Dois anos depois, a literatura nos dá outro testemunho da travessia, só que em outro gênero, a crônica de viagem. Em 1927, Rudyard Kipling, o autor de Mowgli, o Menino-Lobo, escreveria uma série de reportagens sobre o Brasil para o jornal britânico Morning Post, entre as quais O Deus dos relâmpagos: Como a Energia chegou a São Paulo, em que descreve para o público inglês o funcionamento da Usina Henry Borden, em Cubatão, inaugurada no ano anterior. Ali, nova descrição da ferrovia e da serra:
Deve haver no mundo uma região pior que esta para estradas de ferro; mas nunca vi nenhuma. Cada metro dessas traiçoeiras escarpas conspira contra o homem, dos declives quase verticais ocultos acima, até os desfiladeiros completamente verticais abaixo. É impossível não reverenciar a perícia demoníaca com que a água sempre ataca os pontos fracos dos suportes dos cavaletes, a boca dos túneis e as curvas. Todos os cumes e ribanceiras foram protegidos com placas de aço, revestidos de pedras, concretados e, onde foi possível, desviados; o sistema de calhas era amplo como as cisternas urbanas, bem como os aquedutos. (...) E havia pontes de cavaletes de aço que o lançavam por entre os precipícios, onde você poderia despencar por trinta metros para dentro de uma floresta de quinze metros antes de seu vagonete começar a andar de verdade. Para estudar-se o assunto de forma apropriada, a região toda deveria ser percorrida a pé, com guias e bastos de alpinista, em vez de uma cadeira confortável.

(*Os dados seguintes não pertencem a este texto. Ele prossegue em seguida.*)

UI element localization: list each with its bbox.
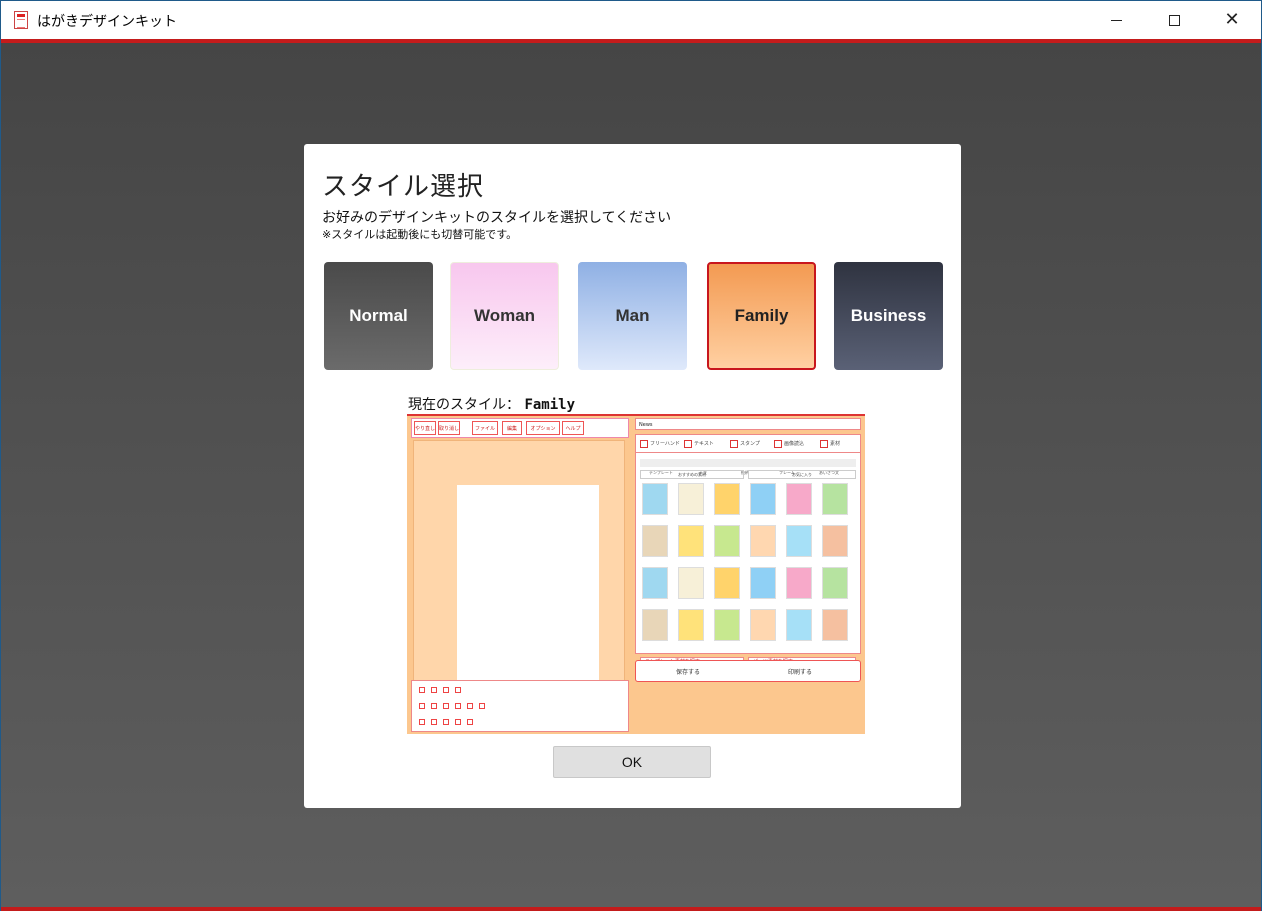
preview-tab: ヘルプ — [562, 421, 584, 435]
current-style-value: Family — [524, 397, 576, 413]
preview-template-thumbnail — [642, 609, 668, 641]
preview-material-panel: フリーハンド テキスト スタンプ 画像読込 素材 テンプレート 干支 絵柄 フレームあ… — [635, 434, 861, 667]
minimize-button[interactable] — [1087, 1, 1145, 39]
dialog-note: ※スタイルは起動後にも切替可能です。 — [322, 228, 518, 241]
preview-template-thumbnail — [714, 609, 740, 641]
bottom-accent-bar — [1, 907, 1261, 911]
style-button-family[interactable]: Family — [707, 262, 816, 370]
preview-template-thumbnail — [750, 567, 776, 599]
title-bar: はがきデザインキット ✕ — [1, 1, 1261, 39]
preview-template-thumbnail — [822, 525, 848, 557]
preview-template-thumbnail — [714, 483, 740, 515]
preview-template-thumbnail — [678, 483, 704, 515]
preview-template-thumbnail — [642, 483, 668, 515]
preview-save-print-bar: 保存する 印刷する — [635, 660, 861, 682]
current-style-label: 現在のスタイル： Family — [408, 394, 575, 414]
dialog-title: スタイル選択 — [322, 172, 485, 202]
preview-tool-text: テキスト — [684, 438, 714, 450]
ok-button[interactable]: OK — [553, 746, 711, 778]
preview-template-thumbnail — [750, 483, 776, 515]
preview-bottom-controls — [411, 680, 629, 732]
preview-news-bar: News — [635, 418, 861, 430]
preview-tool-image: 画像読込 — [774, 438, 804, 450]
preview-template-thumbnail — [714, 525, 740, 557]
preview-template-grid — [642, 483, 854, 651]
preview-tool-freehand: フリーハンド — [640, 438, 680, 450]
style-button-business[interactable]: Business — [834, 262, 943, 370]
preview-template-thumbnail — [678, 609, 704, 641]
style-preview-image: やり直し 取り消し ファイル 編集 オプション ヘルプ News フリーハンド … — [407, 414, 865, 734]
app-window: はがきデザインキット ✕ スタイル選択 お好みのデザインキットのスタイルを選択し… — [0, 0, 1262, 911]
preview-print-label: 印刷する — [788, 669, 813, 676]
preview-template-thumbnail — [786, 483, 812, 515]
preview-tab: 編集 — [502, 421, 522, 435]
dialog-subtitle: お好みのデザインキットのスタイルを選択してください — [322, 210, 672, 226]
current-style-caption: 現在のスタイル： — [408, 397, 520, 413]
style-button-man[interactable]: Man — [578, 262, 687, 370]
preview-category-tabs: テンプレート 干支 絵柄 フレーム あいさつ文 — [640, 459, 856, 475]
preview-postcard — [457, 485, 599, 695]
preview-accent-line — [407, 414, 865, 416]
preview-control-row — [416, 701, 488, 711]
preview-tab: やり直し — [414, 421, 436, 435]
window-title: はがきデザインキット — [37, 14, 177, 30]
preview-template-thumbnail — [786, 525, 812, 557]
preview-tab: 取り消し — [438, 421, 460, 435]
preview-template-thumbnail — [642, 567, 668, 599]
preview-control-row — [416, 717, 476, 727]
preview-canvas-area — [413, 440, 625, 695]
preview-template-thumbnail — [678, 567, 704, 599]
preview-template-thumbnail — [750, 525, 776, 557]
preview-template-thumbnail — [822, 567, 848, 599]
style-select-dialog: スタイル選択 お好みのデザインキットのスタイルを選択してください ※スタイルは起… — [304, 144, 961, 808]
preview-tab: オプション — [526, 421, 560, 435]
preview-toolbar: フリーハンド テキスト スタンプ 画像読込 素材 — [636, 435, 860, 453]
preview-menu-bar: やり直し 取り消し ファイル 編集 オプション ヘルプ — [411, 418, 629, 438]
preview-template-thumbnail — [822, 483, 848, 515]
preview-template-thumbnail — [642, 525, 668, 557]
minimize-icon — [1110, 19, 1122, 21]
preview-tab: ファイル — [472, 421, 498, 435]
preview-save-label: 保存する — [676, 669, 701, 676]
maximize-icon — [1168, 14, 1180, 26]
preview-news-label: News — [639, 422, 653, 428]
maximize-button[interactable] — [1145, 1, 1203, 39]
preview-tool-stamp: スタンプ — [730, 438, 760, 450]
preview-template-thumbnail — [786, 567, 812, 599]
close-icon: ✕ — [1224, 9, 1240, 30]
postcard-app-icon — [14, 11, 28, 29]
preview-control-row — [416, 685, 464, 695]
preview-template-thumbnail — [822, 609, 848, 641]
preview-template-thumbnail — [750, 609, 776, 641]
preview-tool-material: 素材 — [820, 438, 840, 450]
preview-template-thumbnail — [786, 609, 812, 641]
style-button-woman[interactable]: Woman — [450, 262, 559, 370]
preview-template-thumbnail — [714, 567, 740, 599]
preview-recommended: おすすめの素材 — [640, 470, 744, 479]
preview-template-thumbnail — [678, 525, 704, 557]
preview-favorites: お気に入り — [748, 470, 856, 479]
close-button[interactable]: ✕ — [1203, 1, 1261, 39]
style-button-normal[interactable]: Normal — [324, 262, 433, 370]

Não importa em qual chave, poema, carta (ainda que ficcional) ou relato de viagem, o contraste entre natureza e ação humana instiga a escrita.
Epílogo
Uma pequena homenagem de Porto Literário ao pensador Claude Lévi-Strauss, antropólogo belga de expressão francesa (como Cendrars) morto na semana passada aos 100 anos. Vou aqui pinçar um verso de Paisagem, de Cendrars, reproduzido acima na totalidade – “Essa paisagem é cruel dura triste não obstante a variedade infinita de formas vegetativas” – para lembrar de Tristes Trópicos (1955, um relato de viagem etnográfico de valor literário) e a descrição que ali ele fez de Santos, já apresentada aqui em Lévi-Strauss em Santos:
O litoral entre o Rio e Santos ainda propõe trópicos de sonho. A cadeia costeira, que em pontos sobrepassa os dois mil metros, desce até o mar e o recorta com ilhas e enseadas; praias de areia fina, bordeadas de coqueiros ou de selvas úmidas transbordantes de orquídeas (...). Pequenos portos separados por uma distância de cem quilômetros abrigam os pescadores em moradias do século XVIII, agora em ruínas, construídas de antanho por armadores, capitães e vice-governadores, com pedras nobremente talhadas.
(...)
Depois de ter se saciado de ouro, o mundo teve fome de açúcar, mas o açúcar também consumia escravos. O esgotamento das minas, precedido, ademais, pela devastação das selvas que proporcionavam combustível aos fornos, a abolição da escravidão e, finalmente, uma demanda mundial cada vez maior, orientam o São Paulo e seu porto, Santos, à produção de café. Primeiro amarelo, depois branco, vira por último negro. Mas, apesar dessas transformações que fizeram de Santos um dos centros do comércio internacional, o lugar continua a ser de uma secreta beleza; enquanto o navio penetra devagar entre as ilhas, sinto aqui o primeiro choque dos trópicos. Um canal verdejante nos fecha. Estendendo a mão, quase se pode agarrar essas plantas que no Rio de Janeiro retinha ainda à distância em seus invernáculos pendurados pelo alto. Em um cenário mais recatado se estabelece contato com a paisagem.
A região, o interior de Santos – planície inundada, crivada de lagoas e pântanos, entrecortada de rios, estreitos canais cujos contornos são eternamente esbatidos por uma neblina nacarada – parece a própria Terra emergindo no princípio da criação.
Referências
Patrícia Galvão. Nove poemas de Blaise Cendrars. A Tribuna, 2º Caderno, 09/09/1956.
Júlio Ribeiro. A carne. São Paulo: Saber, 1975 (1ª edição 1888).
Rudyard Kipling. O Deus dos relâmpagos: Como a Energia chegou a São Paulo. In: As Crônicas do Brasil. Edição Bilíngüe. Tradução Luciana Salgado. São Paulo: Editora Landmark, 2006.
Claude Lévi-Strauss. Tristes Trópicos. Barcelona: Paidós, 1988 (1ª edição 1955).